My previous blog concentrated on reading as the mechanism that transports us to places and times beyond our own experience, worlds in which we may be as strong, clever, witty, brave, or beautiful as we dream of being. But what would persuade us to pick up a book that takes us into a world where we're not even keen to visit, let alone live?
Curiosity. The desire to know.
Three years ago I decided to read Orwell's 1984. I'd somehow gotten through high school and over ten years of college without having to read it, and I knew it for an important political novel, an examination of life (if you can call it that) in a totalitarian state. How do people function when their most fundamental rights of choice are taken from them? I wanted to know, so I read the book. While I certainly can't claim to have enjoyed it as I enjoyed The Lord of the Rings or Watership Down, I came away with a deep admiration for Orwell's direct and vivid writing style and a determination never to vote for a political candidate who has not read and understood 1984.
It hasn't been easy for me to hold fast to this determination in today's political climate. Populist social conservatives may regard 1984, like all fiction, as a waste of time, and may never have bothered to read it. On the other hand, big-government liberals may have read it, but they don't seem to have understood it; they evidently think that with a push here or a tweak there, Big Brother can be turned into a good guy.
But here's where matters get sticky: a great novel, play, or poem may be "understood" in different ways by different readers. For me, Orwell's novel illuminates the downward spiral that starts when we feel the choices we make and the responsibilities that go with them are too heavy for our weak and ignorant shoulders to bear, and we want someone else, someone wiser and more powerful, to relieve us of the burden. But not everyone sees it my way. Some readers might see Othello as a cautionary tale of what happens when young people refuse to listen to their parents; others see, instead, a fascinating study of psychological deterioration, or the toxic effects of racism. Some readers might be drawn to The Iliad for its depiction of the relationships between gods and men, while others are more intrigued by its portrayal of the bonds forged between soldiers in wartime. What we find when we explore a good book speaks to who we are as individuals and the values and experiences we bring to the table. Readers and writers are constantly journeying to meet one another in the middle.

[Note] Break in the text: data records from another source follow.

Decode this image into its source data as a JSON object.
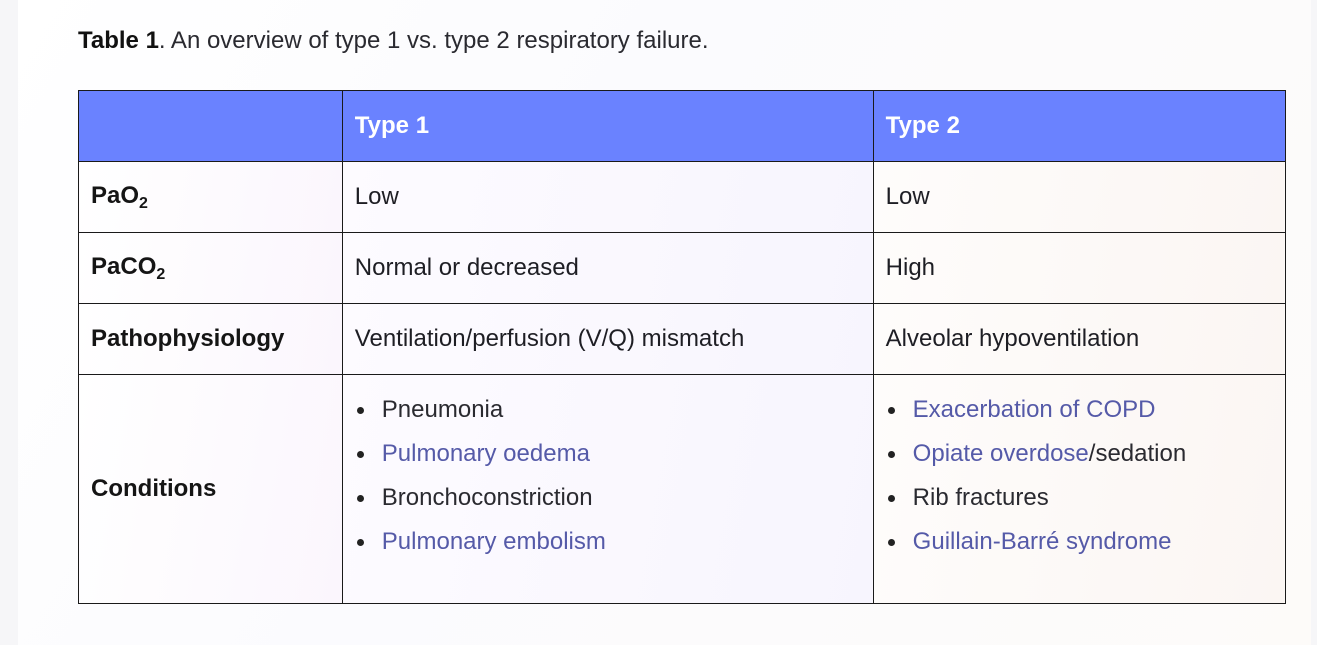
{
  "caption": {
    "label": "Table 1",
    "text": ". An overview of type 1 vs. type 2 respiratory failure."
  },
  "table": {
    "headers": [
      "",
      "Type 1",
      "Type 2"
    ],
    "rows": {
      "pao2": {
        "label_main": "PaO",
        "label_sub": "2",
        "type1": "Low",
        "type2": "Low"
      },
      "paco2": {
        "label_main": "PaCO",
        "label_sub": "2",
        "type1": "Normal or decreased",
        "type2": "High"
      },
      "patho": {
        "label": "Pathophysiology",
        "type1": "Ventilation/perfusion (V/Q) mismatch",
        "type2": "Alveolar hypoventilation"
      },
      "conditions": {
        "label": "Conditions",
        "type1": [
          {
            "text": "Pneumonia",
            "link": false
          },
          {
            "text": "Pulmonary oedema",
            "link": true
          },
          {
            "text": "Bronchoconstriction",
            "link": false
          },
          {
            "text": "Pulmonary embolism",
            "link": true
          }
        ],
        "type2": [
          {
            "text": "Exacerbation of COPD",
            "link": true
          },
          {
            "link_part": "Opiate overdose",
            "rest": "/sedation"
          },
          {
            "text": "Rib fractures",
            "link": false
          },
          {
            "text": "Guillain-Barré syndrome",
            "link": true
          }
        ]
      }
    }
  },
  "colors": {
    "header_bg": "#6a82ff",
    "header_text": "#ffffff",
    "link": "#555aa8",
    "border": "#1a1a1a"
  }
}
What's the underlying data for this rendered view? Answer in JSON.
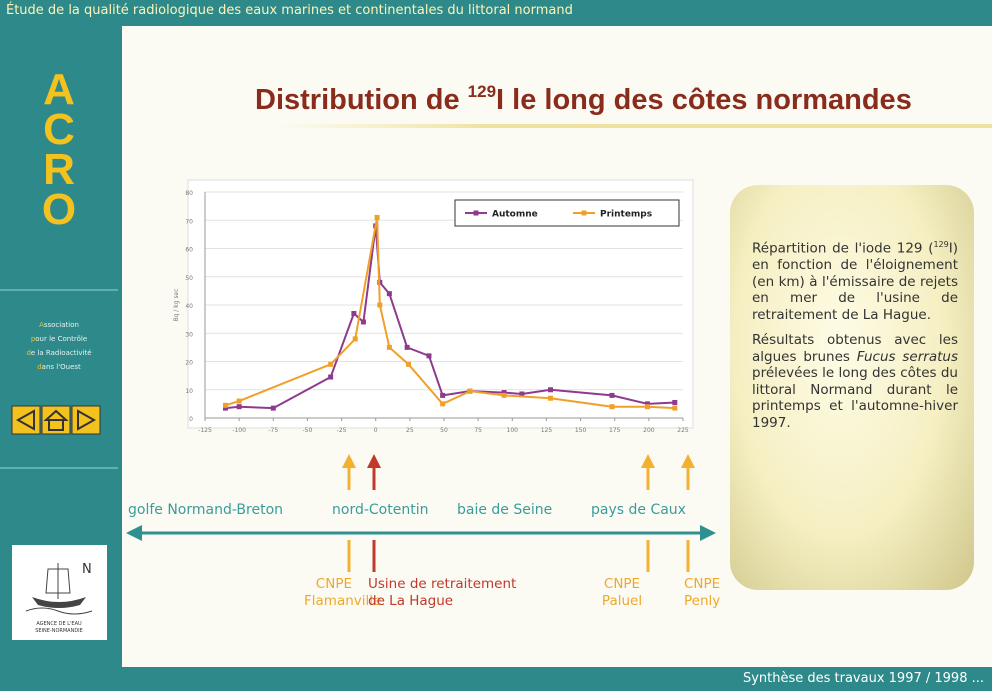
{
  "header": {
    "title": "Étude de la qualité radiologique des eaux marines et continentales du littoral normand"
  },
  "sidebar": {
    "logo_letters": [
      "A",
      "C",
      "R",
      "O"
    ],
    "association": [
      "Association",
      "pour le Contrôle",
      "de la Radioactivité",
      "dans l'Ouest"
    ],
    "agency_mark": "N",
    "agency": [
      "AGENCE DE L'EAU",
      "SEINE-NORMANDIE"
    ]
  },
  "slide_title": [
    "Distribution de ",
    "129",
    "I le long des côtes normandes"
  ],
  "chart_data": {
    "type": "line",
    "ylabel": "Bq / kg sec",
    "xlim": [
      -125,
      225
    ],
    "xticks": [
      -125,
      -100,
      -75,
      -50,
      -25,
      0,
      25,
      50,
      75,
      100,
      125,
      150,
      175,
      200,
      225
    ],
    "ylim": [
      0,
      80
    ],
    "yticks": [
      0,
      10,
      20,
      30,
      40,
      50,
      60,
      70,
      80
    ],
    "grid": true,
    "legend": "top-right",
    "series": [
      {
        "name": "Automne",
        "color": "#8e3a8e",
        "x": [
          -110,
          -100,
          -75,
          -33,
          -16,
          -9,
          0,
          3,
          10,
          23,
          39,
          49,
          69,
          94,
          107,
          128,
          173,
          199,
          219
        ],
        "values": [
          3.5,
          4,
          3.5,
          14.5,
          37,
          34,
          68,
          48,
          44,
          25,
          22,
          8,
          9.5,
          9,
          8.5,
          10,
          8,
          5,
          5.5
        ]
      },
      {
        "name": "Printemps",
        "color": "#f0a028",
        "x": [
          -110,
          -100,
          -33,
          -15,
          1,
          3,
          10,
          24,
          49,
          69,
          94,
          128,
          173,
          199,
          219
        ],
        "values": [
          4.5,
          6,
          19,
          28,
          71,
          40,
          25,
          19,
          5,
          9.5,
          8,
          7,
          4,
          4,
          3.5
        ]
      }
    ]
  },
  "regions": [
    "golfe Normand-Breton",
    "nord-Cotentin",
    "baie de Seine",
    "pays de Caux"
  ],
  "sites": [
    {
      "lines": [
        "CNPE",
        "Flamanville"
      ]
    },
    {
      "lines": [
        "Usine de retraitement",
        "de La Hague"
      ]
    },
    {
      "lines": [
        "CNPE",
        "Paluel"
      ]
    },
    {
      "lines": [
        "CNPE",
        "Penly"
      ]
    }
  ],
  "description": {
    "paragraph1": [
      "Répartition de l'iode 129 (",
      "129",
      "I) en fonction de l'éloignement (en km) à l'émissaire de rejets en mer de l'usine de retraitement de La Hague."
    ],
    "paragraph2": [
      "Résultats obtenus avec les algues brunes ",
      "Fucus serratus",
      " prélevées le long des côtes du littoral Normand durant le printemps et l'automne-hiver 1997."
    ]
  },
  "footer": {
    "text": "Synthèse des travaux 1997 / 1998 ..."
  }
}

We learn most, I believe, when we're open to being changed in ways we do not expect, or reminded of some truth we might have forgotten. Curious about the lives women lead in nations where Islamic Law relegates them to the status of slaves, I turned to Azar Nafisi's Reading Lolita in Tehran. What I saw most clearly wasn't the unjust oppression of women (though this was certainly there) but those same women's determination to assert their individuality and their right to learn in a society that attempts to deny them both. Seeking a story of oppression, I got a story of courage, and was reminded of the close connection between the two.
1984 is fiction. Reading Lolita in Tehran is a memoir. Yet both shed a light on a basic human truth: Imagination is a powerful organ, and it demands exercise, whatever stumbling blocks a government may throw in its path. When we read -- particularly when we read for understanding as well as pleasure -- we are flexing the muscles of liberty.
Frederick Douglass is right. Reading is freedom.